Is put off by a range of excuses - he is doing this or that - but really he
is dead ... I think the "little pen knife" comes into it somewhere.
"Little Sir William" is a variant of "Sir Hugh, or, The Jew's Daughter"
(Child no.155, Roud Folk Song Index no.73). Lucy Broadwood published a
Lincolnshire example quoted from Mason's "Nursery Rhymes and Country Songs"

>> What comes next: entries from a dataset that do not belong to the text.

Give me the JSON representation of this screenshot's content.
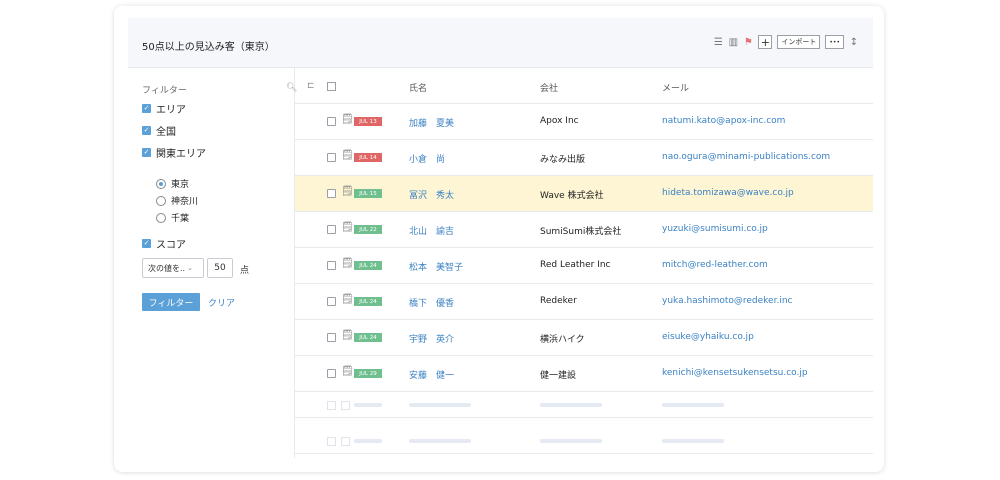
{
  "header": {
    "title": "50点以上の見込み客（東京）",
    "import_label": "インポート",
    "more_label": "•••",
    "add_label": "+",
    "sort_label": "↕"
  },
  "sidebar": {
    "title": "フィルター",
    "checkboxes": [
      "エリア",
      "全国",
      "関東エリア"
    ],
    "radios": [
      {
        "label": "東京",
        "selected": true
      },
      {
        "label": "神奈川",
        "selected": false
      },
      {
        "label": "千葉",
        "selected": false
      }
    ],
    "score_label": "スコア",
    "select_value": "次の値を..",
    "score_value": "50",
    "score_unit": "点",
    "filter_button": "フィルター",
    "clear_link": "クリア"
  },
  "table": {
    "columns": {
      "name": "氏名",
      "company": "会社",
      "email": "メール"
    },
    "rows": [
      {
        "tag": "JUL 13",
        "tag_color": "red",
        "name": "加藤　夏美",
        "company": "Apox Inc",
        "email": "natumi.kato@apox-inc.com"
      },
      {
        "tag": "JUL 14",
        "tag_color": "red",
        "name": "小倉　尚",
        "company": "みなみ出版",
        "email": "nao.ogura@minami-publications.com"
      },
      {
        "tag": "JUL 15",
        "tag_color": "green",
        "name": "冨沢　秀太",
        "company": "Wave 株式会社",
        "email": "hideta.tomizawa@wave.co.jp"
      },
      {
        "tag": "JUL 22",
        "tag_color": "green",
        "name": "北山　諭吉",
        "company": "SumiSumi株式会社",
        "email": "yuzuki@sumisumi.co.jp"
      },
      {
        "tag": "JUL 24",
        "tag_color": "green",
        "name": "松本　美智子",
        "company": "Red Leather Inc",
        "email": "mitch@red-leather.com"
      },
      {
        "tag": "JUL 24",
        "tag_color": "green",
        "name": "橋下　優香",
        "company": "Redeker",
        "email": "yuka.hashimoto@redeker.inc"
      },
      {
        "tag": "JUL 24",
        "tag_color": "green",
        "name": "宇野　英介",
        "company": "横浜ハイク",
        "email": "eisuke@yhaiku.co.jp"
      },
      {
        "tag": "JUL 29",
        "tag_color": "green",
        "name": "安藤　健一",
        "company": "健一建設",
        "email": "kenichi@kensetsukensetsu.co.jp"
      }
    ],
    "highlight_row": 2
  },
  "colors": {
    "accent": "#5ba0d6",
    "link": "#3b82c4",
    "tag_red": "#e06666",
    "tag_green": "#6fbf8f",
    "highlight": "#fdf5d4"
  },
  "icons": [
    "list-view-icon",
    "column-view-icon",
    "flag-icon",
    "search-icon",
    "note-icon",
    "sort-icon"
  ]
}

in her "English County Songs" (1893) which is quite likely what you are
looking for. The text also appears in Child's Additions and Corrections,
E&SPB vol.5 pp.240-1.
The text quoted by J L Speranza is identical but for the substitution of
"Schoolwife" for "Jew's wife". Whether this is another variant found in
Somerset I don't know; but I'm inclined to suspect editing by Britten (for
obvious reasons) and perhaps some later confusion over the source.